01-04-2010 - Traces, n. 4

inside america

Not only a
Political Matter

The charged climate around health care reform has not eased with the bill passed. Stepping back to re-evaluate, the Church’s social doctrine comes to bear on our judgments on political workings, putting questions and policies into the context of the true meaning of “the greater good.”

President Barack Obama’s signing of the health care reform bill passed by the U.S. Senate and House of Representatives has, of course, not ended the debate about the subject. One wonders whether anything new can be said about the merits and demerits of the bill. Perhaps at this point it would be useful to review the teaching of the Church about society’s responsibility to provide opportunities for adequate health care for its citizens as the basis for judgments about the different issues raised by proposed legislation.
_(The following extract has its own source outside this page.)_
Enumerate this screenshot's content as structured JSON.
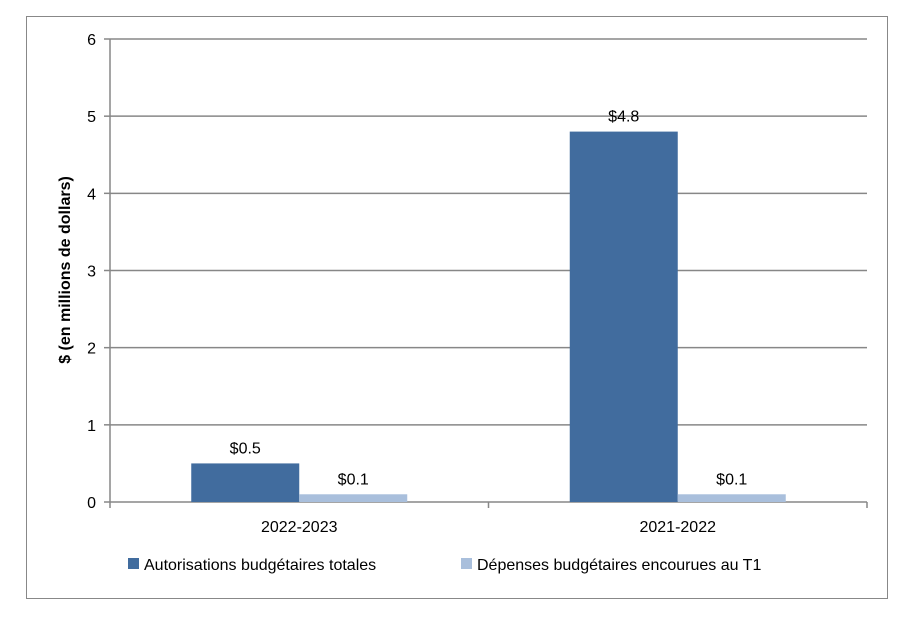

The “right” of access to adequate health care is mentioned twice in the index of the Compendium of the Social Doctrine of the Church, issued by the Vatican’s Pontifical Council for Justice and Peace. The first time, in Paragraph #182, the focus is on the right to health care in the area of “the universal destination of goods and the preferential option for the poor.” This “principle” is itself treated within the teaching about the right to private property (cf. Par. #176). The right to private property is defended as “one of the conditions for civil liberty,” and a “guarantee of a correct social order.” The next paragraph, however, emphasizes that the right to private property is not absolute. Rather, it is “subordinated to the right to common use, to the fact that goods are made for everyone.” This is the “principle of the universal destination of goods.” It is offered as an “affirmation of God’s full and perennial lordship over every reality and of the requirement that the goods of creation remain ever destined to the development of the whole person and all of humanity.” The right to private property must be “regulated” by this principle. In effect, the right to private property is “meant to be an instrument for respecting the principle of the universal destination of goods; in the final analysis, therefore, it is not an end, but a means.”
Returning to Paragraph 182, the “preferential option for the poor” is defined as a “special form of Christian charity, to which the whole tradition of the Church bears witness. It affects the life of each Christian inasmuch as he or she seeks to imitate the life of Christ, but it applies equally to our social responsibilities and hence to our manner of living and to the logical decisions to be made concerning the ownership and use of goods.” 
It is in this context that the Compendium declares that “this love or preference for the poor, and the decisions that it inspires in us, cannot but embrace the immense multitude of the hungry, the needy, the homeless, those without health care, and above all, those without hope for a better future.” 
The second reference to health care occurs in Paragraph #447 of the Compendium. This paragraph deals with the current global dimension of the problems of underdevelopment and poverty. Among the causes of this unbearable situation, the Compendium maintains, are the impossibility of participating in the international market, illiteracy, lack of food security, the absence of structures and services, inadequate methods for guaranteeing basic health care, the lack of safe drinking water and sanitation, corruption, and instability of institutions and of political life itself. 

For the Church, therefore, the “right to adequate health care” and the government’s role in guaranteeing this right, all following the principles of solidarity and subsidiarity, is not a matter of political ideologies, not even of the demands of justice that must always be respected. It is above all a matter of charity as we understand it through faith in Christ. This is the ultimate basis for the social doctrine of the Church, and thus for our judgments concerning all legislative programs intending to respond to this right.